Page 29 of The Pawn
Enzo: I’m fine. Where do you need me?
He’s eager to prove himself. He knows I have my doubts about everyone. I’m analyzing everyone’s motivation, everyone’s actions.
Me: Devil’s Peak. Call a doctor in. Female.
Enzo: Done
I add that last part thinking Allegra will feel safer with a woman doctor. I want her examined thoroughly. I want toknow where that bastard laid his hands before I cut them off. Because I will cut them off. And that will be the beginning of what I do to him.
But all that can wait. I glance down at Allegra sleeping, her head in my lap, the bruises on her face.

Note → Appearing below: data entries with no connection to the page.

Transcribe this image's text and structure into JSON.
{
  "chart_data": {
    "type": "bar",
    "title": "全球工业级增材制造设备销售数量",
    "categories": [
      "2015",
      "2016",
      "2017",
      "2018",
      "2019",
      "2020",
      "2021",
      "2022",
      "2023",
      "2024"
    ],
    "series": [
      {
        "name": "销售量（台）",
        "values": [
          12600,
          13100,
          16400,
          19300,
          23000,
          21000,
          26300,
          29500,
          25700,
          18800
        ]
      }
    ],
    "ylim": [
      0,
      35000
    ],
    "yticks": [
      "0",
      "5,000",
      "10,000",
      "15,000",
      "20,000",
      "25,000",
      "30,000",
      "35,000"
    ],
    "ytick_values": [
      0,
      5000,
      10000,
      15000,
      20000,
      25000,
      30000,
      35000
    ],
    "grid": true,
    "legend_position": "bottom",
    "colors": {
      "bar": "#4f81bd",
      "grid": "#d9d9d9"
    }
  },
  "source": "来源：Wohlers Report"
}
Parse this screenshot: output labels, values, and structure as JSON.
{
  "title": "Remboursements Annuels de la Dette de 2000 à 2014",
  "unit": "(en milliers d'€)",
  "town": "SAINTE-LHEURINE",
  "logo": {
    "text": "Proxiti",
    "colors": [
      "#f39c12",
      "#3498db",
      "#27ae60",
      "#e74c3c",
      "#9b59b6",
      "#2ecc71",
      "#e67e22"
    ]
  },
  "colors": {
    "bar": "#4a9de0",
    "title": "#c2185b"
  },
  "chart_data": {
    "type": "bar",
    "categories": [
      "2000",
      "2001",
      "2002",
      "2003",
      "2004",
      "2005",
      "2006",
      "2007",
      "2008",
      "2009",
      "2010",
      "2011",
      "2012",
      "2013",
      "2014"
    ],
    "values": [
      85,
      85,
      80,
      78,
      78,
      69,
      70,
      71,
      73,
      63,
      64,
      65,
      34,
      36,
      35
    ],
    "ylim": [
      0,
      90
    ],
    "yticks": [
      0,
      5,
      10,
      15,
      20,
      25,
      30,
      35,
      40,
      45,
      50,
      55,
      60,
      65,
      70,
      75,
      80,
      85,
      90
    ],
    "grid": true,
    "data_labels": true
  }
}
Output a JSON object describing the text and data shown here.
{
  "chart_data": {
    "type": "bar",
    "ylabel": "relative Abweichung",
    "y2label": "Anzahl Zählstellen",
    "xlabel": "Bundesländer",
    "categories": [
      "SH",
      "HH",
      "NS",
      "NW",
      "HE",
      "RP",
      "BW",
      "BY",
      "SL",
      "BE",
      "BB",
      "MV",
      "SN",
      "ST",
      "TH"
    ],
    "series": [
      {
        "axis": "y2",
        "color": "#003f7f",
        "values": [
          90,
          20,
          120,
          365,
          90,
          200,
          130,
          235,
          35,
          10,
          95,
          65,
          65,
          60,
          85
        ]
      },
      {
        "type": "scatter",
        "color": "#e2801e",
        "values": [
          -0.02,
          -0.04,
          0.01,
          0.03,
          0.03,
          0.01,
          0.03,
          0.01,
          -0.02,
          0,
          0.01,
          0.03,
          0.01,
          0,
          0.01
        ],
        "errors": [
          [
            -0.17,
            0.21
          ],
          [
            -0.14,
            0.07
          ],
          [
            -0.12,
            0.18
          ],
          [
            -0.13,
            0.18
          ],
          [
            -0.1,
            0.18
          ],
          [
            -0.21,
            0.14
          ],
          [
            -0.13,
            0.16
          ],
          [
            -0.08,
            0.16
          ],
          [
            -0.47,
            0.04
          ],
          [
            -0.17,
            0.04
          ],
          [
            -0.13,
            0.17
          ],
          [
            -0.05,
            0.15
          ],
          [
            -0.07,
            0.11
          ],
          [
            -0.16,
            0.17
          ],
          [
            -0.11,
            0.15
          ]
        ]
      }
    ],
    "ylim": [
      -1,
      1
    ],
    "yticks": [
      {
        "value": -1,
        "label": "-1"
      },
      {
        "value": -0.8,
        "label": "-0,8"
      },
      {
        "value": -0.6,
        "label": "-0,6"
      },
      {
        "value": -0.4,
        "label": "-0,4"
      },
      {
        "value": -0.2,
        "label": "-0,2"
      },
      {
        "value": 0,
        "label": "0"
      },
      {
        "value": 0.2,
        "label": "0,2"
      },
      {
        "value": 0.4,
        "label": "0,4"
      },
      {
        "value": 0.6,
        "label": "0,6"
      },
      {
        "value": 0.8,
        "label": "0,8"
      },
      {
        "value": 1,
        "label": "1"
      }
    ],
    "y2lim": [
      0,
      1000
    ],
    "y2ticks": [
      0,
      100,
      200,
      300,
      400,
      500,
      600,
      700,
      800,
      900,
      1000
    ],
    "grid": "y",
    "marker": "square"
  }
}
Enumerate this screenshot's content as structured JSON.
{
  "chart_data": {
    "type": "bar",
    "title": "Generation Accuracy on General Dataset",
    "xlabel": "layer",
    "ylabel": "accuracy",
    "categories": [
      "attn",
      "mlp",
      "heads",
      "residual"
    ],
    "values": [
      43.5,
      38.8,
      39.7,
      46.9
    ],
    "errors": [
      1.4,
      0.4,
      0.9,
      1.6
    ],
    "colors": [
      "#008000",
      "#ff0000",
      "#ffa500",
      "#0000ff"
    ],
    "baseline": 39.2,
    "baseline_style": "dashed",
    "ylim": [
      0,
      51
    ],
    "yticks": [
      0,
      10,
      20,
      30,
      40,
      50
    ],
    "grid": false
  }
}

I have her. She’s here with me. Everything else I will fix. I have her now and she’s safe.
10
ALLEGRA
Iwake violently unable to separate the nightmare from the reality of this heavy, drug-induced sleep. It’s pitch black. I sit up, but I don’t know where I am. Sweat trickles down my back. My breaths come short and ragged, keeping time with my pounding heart.
I look around the dark space as my eyes adjust. I’m not cold. Not freezing. Not shivering in that damp, wet-earth cold. No smell of spilled wine. I look up at the prisms of light filtering in through stained glass and I know where I am. I remember.
My racing heart slows to thuds.
I remember.
As if on cue, my hand begins to throb. Because I remember that, too.
Pain.
A sob breaks the utter stillness of the place, and it takes me a moment to realize that that sound? It’s me.
I’m afraid to look down.
Afraid to see what I know I’ll find.
But I have to make myself do it. I have to make myself look. It would be weakness not to.
The thick duvet covers me, warm and soft and safe.
No. Not safe. Nothing is safe. Nothing has been safe for a very, very long time.
The space beside me is empty. His place. He didn’t sleep here last night.
But he came for me.
I recall the war of bullets and when that door opened, when I heard again the terrible sound of heavy metal creaking along that filthy floor, how I wanted to die. Oh, how I wanted to die.
My unbandaged hand throbs. I take a deep breath in and I turn my gaze down. This pain isn’t from a knife wound. It’s bruised from when Malek forced the ring.
Uncurling my fingers, I look for it now. My mother’s ring. Her blood still on it, after all those years. Cruel that. The cruelest thing he did. He who professed to have loved her had hated her more than any of the other monsters in her life.
But the ring isn’t there. It’s gone. I ripped it from my finger.
Four fingers on each hand now. Matchy-matchy.
I close my eyes. The place where my little finger was throbs. Phantom pain. Sensation when there is nothing there. Did my mother feel it every time they took another one? No. She would have only felt real pain. I shake my head to rid myself of the memories. To let them go. To make them let me go. I don’t know what’s real, what’s not. Did she know what was real? What wasn’t? I think she’d gone half-mad by the time they’d finished with her.
I don’t want to think about that now. I don’t wantto remember it. Why do I remember it so clearly? Like it just happened. Like five years haven’t passed. It’s the drugs. It must be. They’re confusing past and present, memory and reality.